Peki insanın bu okudukları, yaşadıkları bu insanı hiç mi etkilemez. O insanda bazı şeyleri yıkması gerektiği hissini uyandırmaz? Bunlarla beraber bu insan kafasında bazı şeyleri yıkıp kendine yeni bir yol çizemez mi? Eğer herşey genetik haritadaki sırda yatıyorsa o zaman hepimizin belli noktalarda belli bir kaderi var demektir. Bu bana saçma gelio dostum. Elbette karakteristik özellikler dersen bunlar genlerle ve buna bağlı olarak çocukluğumuzda şekillenior. Ama bütün bunlar sonuna kadar sabit kalmıor bence. Davranış biçimlerimiz sabit kalıor olabilir. Bir insanın duygusalsa bu duygusallığının ölene kadar deavm etmesi gibi... Ama olaylara karşı vereceği duygusal tepkiler en azından değişiyor. Tüm bunlara da etki eden bir toplum unsuru, bir aile unsuru ve kişinin kendi iradesi olayı var. Eğer herşey genlerde kalsaydı, aynı yumurta ikizleri üstüne yapılan deneylerde bu ikizlerin hep benzer bir yaşantı sürmeleri sonucuna varılması gerekirdi. Ama bakınca evet duygular, hisler, vs.. benzer özelliklerinii hep korumuş ama sonuçta ikisi farklı yaşantılara sahip olmuşlar. Bunun yapıldığı ilk deney de Hitler yaptığı saf kan ırk yaratma deneyleridir. Aynı yumurtadan olan 4 üzleri hep farklı ailelere vermiştir. Genel davranışlar aynıdır ama olaylara verdikleri davranışlar farklıdır. Bu çocuklardan biri yahudi bir aileye veriliyor ve bu çocuk yahudi oluor. Biri bir fırıncıya, biri sadık bir alman ailesine, vs.. Karakteristik özellikler aynı fakat yaşantıları çok farklı.

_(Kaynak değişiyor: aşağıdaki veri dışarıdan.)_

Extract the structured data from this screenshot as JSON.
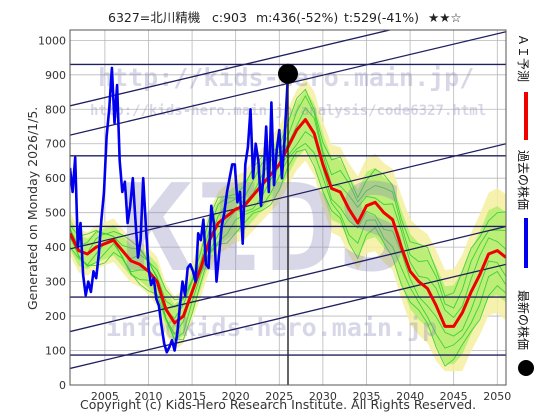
{
  "header": {
    "code_name": "6327=北川精機",
    "current": "c:903",
    "median": "m:436(-52%)",
    "target": "t:529(-41%)",
    "stars": "★★☆"
  },
  "side_label": "Generated on Monday 2026/1/5.",
  "copyright": "Copyright (c) Kids-Hero Research Institute. All Rights Reserved.",
  "watermarks": {
    "url_main": "http://kids-hero.main.jp/",
    "url_analysis": "http://kids-hero.main.jp/analysis/code6327.html",
    "big": "KIDS",
    "mail": "info@kids-hero.main.jp"
  },
  "legend": {
    "ai_forecast": "ＡＩ予測",
    "past_price": "過去の株価",
    "latest_price": "最新の株価"
  },
  "colors": {
    "ai_forecast": "#ee0000",
    "past_price": "#0000ee",
    "latest_marker": "#000000",
    "band_green": "#33cc33",
    "band_fill": "#aaee66",
    "band_yellow": "#f4f0a0",
    "channel": "#202060",
    "grid": "#b8b8b8"
  },
  "chart_data": {
    "type": "line",
    "xlim": [
      2001,
      2051
    ],
    "ylim": [
      0,
      1030
    ],
    "x_ticks": [
      2005,
      2010,
      2015,
      2020,
      2025,
      2030,
      2035,
      2040,
      2045,
      2050
    ],
    "y_ticks": [
      0,
      100,
      200,
      300,
      400,
      500,
      600,
      700,
      800,
      900,
      1000
    ],
    "grid": true,
    "current_marker": {
      "x": 2026.0,
      "y": 903
    },
    "today_x": 2026.0,
    "horizontal_levels": [
      930,
      665,
      460,
      255,
      87
    ],
    "channels": [
      {
        "x": [
          2001,
          2051
        ],
        "y": [
          810,
          1110
        ]
      },
      {
        "x": [
          2001,
          2051
        ],
        "y": [
          725,
          1025
        ]
      },
      {
        "x": [
          2001,
          2051
        ],
        "y": [
          395,
          700
        ]
      },
      {
        "x": [
          2001,
          2051
        ],
        "y": [
          155,
          460
        ]
      },
      {
        "x": [
          2001,
          2051
        ],
        "y": [
          48,
          350
        ]
      }
    ],
    "series": [
      {
        "name": "過去の株価",
        "x": [
          2001.0,
          2001.3,
          2001.6,
          2001.9,
          2002.2,
          2002.5,
          2002.8,
          2003.1,
          2003.4,
          2003.7,
          2004.0,
          2004.3,
          2004.6,
          2004.9,
          2005.2,
          2005.5,
          2005.8,
          2006.1,
          2006.4,
          2006.7,
          2007.0,
          2007.3,
          2007.6,
          2007.9,
          2008.2,
          2008.5,
          2008.8,
          2009.1,
          2009.4,
          2009.7,
          2010.0,
          2010.3,
          2010.6,
          2010.9,
          2011.2,
          2011.5,
          2011.8,
          2012.1,
          2012.4,
          2012.7,
          2013.0,
          2013.3,
          2013.6,
          2013.9,
          2014.2,
          2014.5,
          2014.8,
          2015.1,
          2015.4,
          2015.7,
          2016.0,
          2016.3,
          2016.6,
          2016.9,
          2017.2,
          2017.5,
          2017.8,
          2018.1,
          2018.4,
          2018.7,
          2019.0,
          2019.3,
          2019.6,
          2019.9,
          2020.2,
          2020.5,
          2020.8,
          2021.1,
          2021.4,
          2021.7,
          2022.0,
          2022.3,
          2022.6,
          2022.9,
          2023.2,
          2023.5,
          2023.8,
          2024.1,
          2024.4,
          2024.7,
          2025.0,
          2025.3,
          2025.6,
          2026.0
        ],
        "y": [
          630,
          560,
          660,
          400,
          470,
          320,
          260,
          300,
          270,
          330,
          310,
          380,
          480,
          560,
          720,
          800,
          920,
          760,
          870,
          650,
          560,
          590,
          470,
          520,
          600,
          480,
          370,
          420,
          600,
          460,
          340,
          290,
          310,
          250,
          230,
          170,
          120,
          95,
          110,
          130,
          100,
          150,
          230,
          300,
          260,
          340,
          350,
          330,
          300,
          440,
          420,
          480,
          350,
          340,
          520,
          470,
          300,
          380,
          460,
          500,
          560,
          600,
          640,
          640,
          530,
          560,
          410,
          640,
          690,
          800,
          600,
          700,
          650,
          520,
          610,
          750,
          560,
          820,
          580,
          680,
          740,
          600,
          710,
          903
        ]
      },
      {
        "name": "ＡＩ予測",
        "x": [
          2001.0,
          2002.0,
          2003.0,
          2004.0,
          2005.0,
          2006.0,
          2007.0,
          2008.0,
          2009.0,
          2010.0,
          2011.0,
          2012.0,
          2013.0,
          2014.0,
          2015.0,
          2016.0,
          2017.0,
          2018.0,
          2019.0,
          2020.0,
          2021.0,
          2022.0,
          2023.0,
          2024.0,
          2025.0,
          2026.0,
          2027.0,
          2028.0,
          2029.0,
          2030.0,
          2031.0,
          2032.0,
          2033.0,
          2034.0,
          2035.0,
          2036.0,
          2037.0,
          2038.0,
          2039.0,
          2040.0,
          2041.0,
          2042.0,
          2043.0,
          2044.0,
          2045.0,
          2046.0,
          2047.0,
          2048.0,
          2049.0,
          2050.0,
          2051.0
        ],
        "y": [
          440,
          390,
          380,
          400,
          410,
          420,
          390,
          360,
          350,
          330,
          300,
          220,
          180,
          200,
          270,
          340,
          420,
          470,
          490,
          510,
          520,
          550,
          580,
          610,
          640,
          690,
          740,
          770,
          730,
          640,
          570,
          560,
          510,
          470,
          520,
          530,
          500,
          480,
          400,
          330,
          300,
          280,
          230,
          170,
          170,
          210,
          270,
          320,
          380,
          390,
          370
        ]
      }
    ]
  }
}
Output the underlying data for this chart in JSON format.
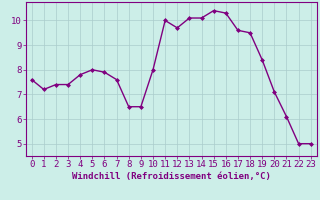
{
  "x": [
    0,
    1,
    2,
    3,
    4,
    5,
    6,
    7,
    8,
    9,
    10,
    11,
    12,
    13,
    14,
    15,
    16,
    17,
    18,
    19,
    20,
    21,
    22,
    23
  ],
  "y": [
    7.6,
    7.2,
    7.4,
    7.4,
    7.8,
    8.0,
    7.9,
    7.6,
    6.5,
    6.5,
    8.0,
    10.0,
    9.7,
    10.1,
    10.1,
    10.4,
    10.3,
    9.6,
    9.5,
    8.4,
    7.1,
    6.1,
    5.0,
    5.0
  ],
  "line_color": "#800080",
  "marker": "D",
  "marker_size": 2,
  "bg_color": "#cceee8",
  "grid_color": "#aacccc",
  "xlabel": "Windchill (Refroidissement éolien,°C)",
  "xlim": [
    -0.5,
    23.5
  ],
  "ylim": [
    4.5,
    10.75
  ],
  "yticks": [
    5,
    6,
    7,
    8,
    9,
    10
  ],
  "xticks": [
    0,
    1,
    2,
    3,
    4,
    5,
    6,
    7,
    8,
    9,
    10,
    11,
    12,
    13,
    14,
    15,
    16,
    17,
    18,
    19,
    20,
    21,
    22,
    23
  ],
  "xlabel_fontsize": 6.5,
  "tick_fontsize": 6.5,
  "line_width": 1.0,
  "spine_color": "#800080"
}
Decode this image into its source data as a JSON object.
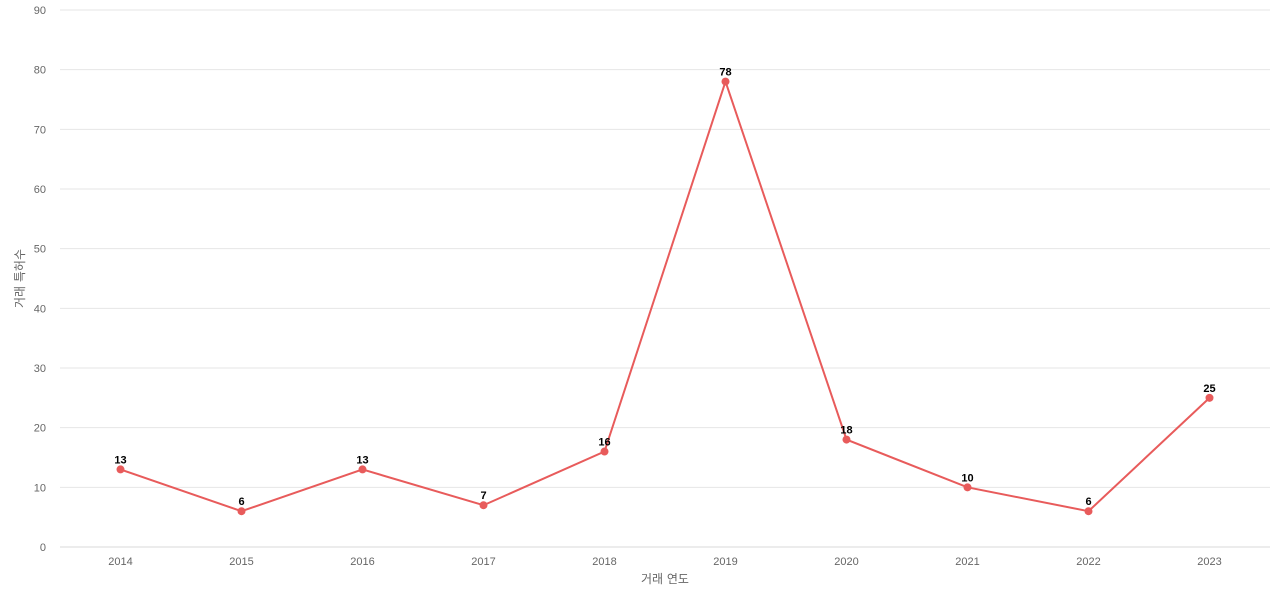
{
  "colors": {
    "series": "#e85b5b",
    "grid": "#e6e6e6",
    "text": "#666666"
  },
  "chart_data": {
    "type": "line",
    "title": "",
    "xlabel": "거래 연도",
    "ylabel": "거래 특허수",
    "x": [
      "2014",
      "2015",
      "2016",
      "2017",
      "2018",
      "2019",
      "2020",
      "2021",
      "2022",
      "2023"
    ],
    "series": [
      {
        "values": [
          13,
          6,
          13,
          7,
          16,
          78,
          18,
          10,
          6,
          25
        ]
      }
    ],
    "ylim": [
      0,
      90
    ],
    "yticks": [
      0,
      10,
      20,
      30,
      40,
      50,
      60,
      70,
      80,
      90
    ],
    "grid": true,
    "legend": "none",
    "data_labels": true
  }
}
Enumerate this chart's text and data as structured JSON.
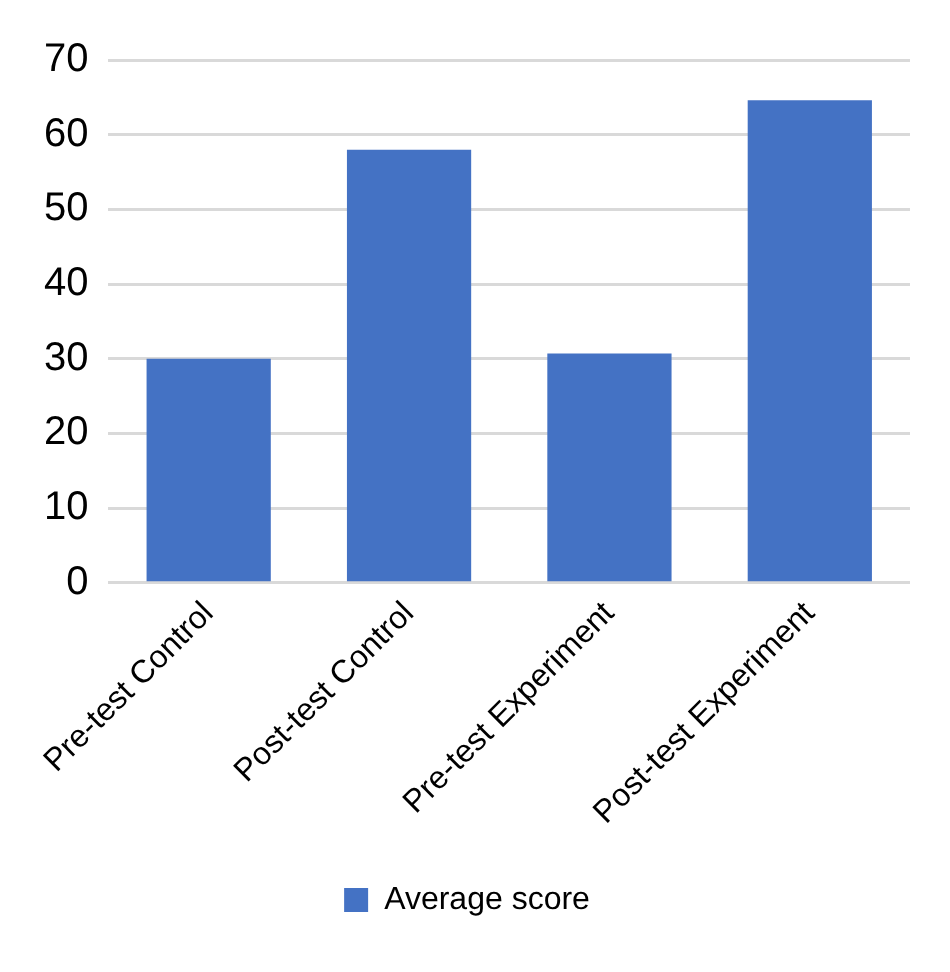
{
  "chart_data": {
    "type": "bar",
    "categories": [
      "Pre-test Control",
      "Post-test Control",
      "Pre-test Experiment",
      "Post-test Experiment"
    ],
    "series": [
      {
        "name": "Average score",
        "color": "#4472c4",
        "values": [
          30,
          58,
          30.7,
          64.6
        ]
      }
    ],
    "ylim": [
      0,
      70
    ],
    "yticks": [
      0,
      10,
      20,
      30,
      40,
      50,
      60,
      70
    ],
    "grid": "y",
    "legend": "bottom"
  }
}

Bu da toplum ve aile etkisini yadsıyamayacağımızı göstermiyor mu? Ama karakter dediğimiz sadece huylarımız deildir, neye karşı nasıl tepkiler vereceğimizi de kapsar bence. İİİ sabahlar hoca..
 
Kişilik tamamen genlerle ilgili bir şey değil tabiki. İnsanın kültürü tabiki onu olgunlaştıracaktır. Anlattığım şeyin kaderle hiçbir alakası yok. Suç işleyen veya saldırgan olan insanların üzerinde ailesinin ve çevresinin büyük bir etkisi olduğunu anlatmaya çalışıyorum. Böyle bir insan kendini yetiştirse de mutlaka geçmişte yaşadığı olayların etkilerini kişiliğinde taşıyacaktır.
 
Türkiye gibi biryerde yaşadıklarını silip üzerine tekrardan başlamak çok zor imkansız gibi birşey.Kendine özgü birşeyler yaratmak paylaşmak bunlar bile topluma göre ölçüsü kaçınca hemen bir kapsam altına alınıp istifleniyor.Bu ülkenin sonu nereye gider bilmiyorum ama çok açık değil önü.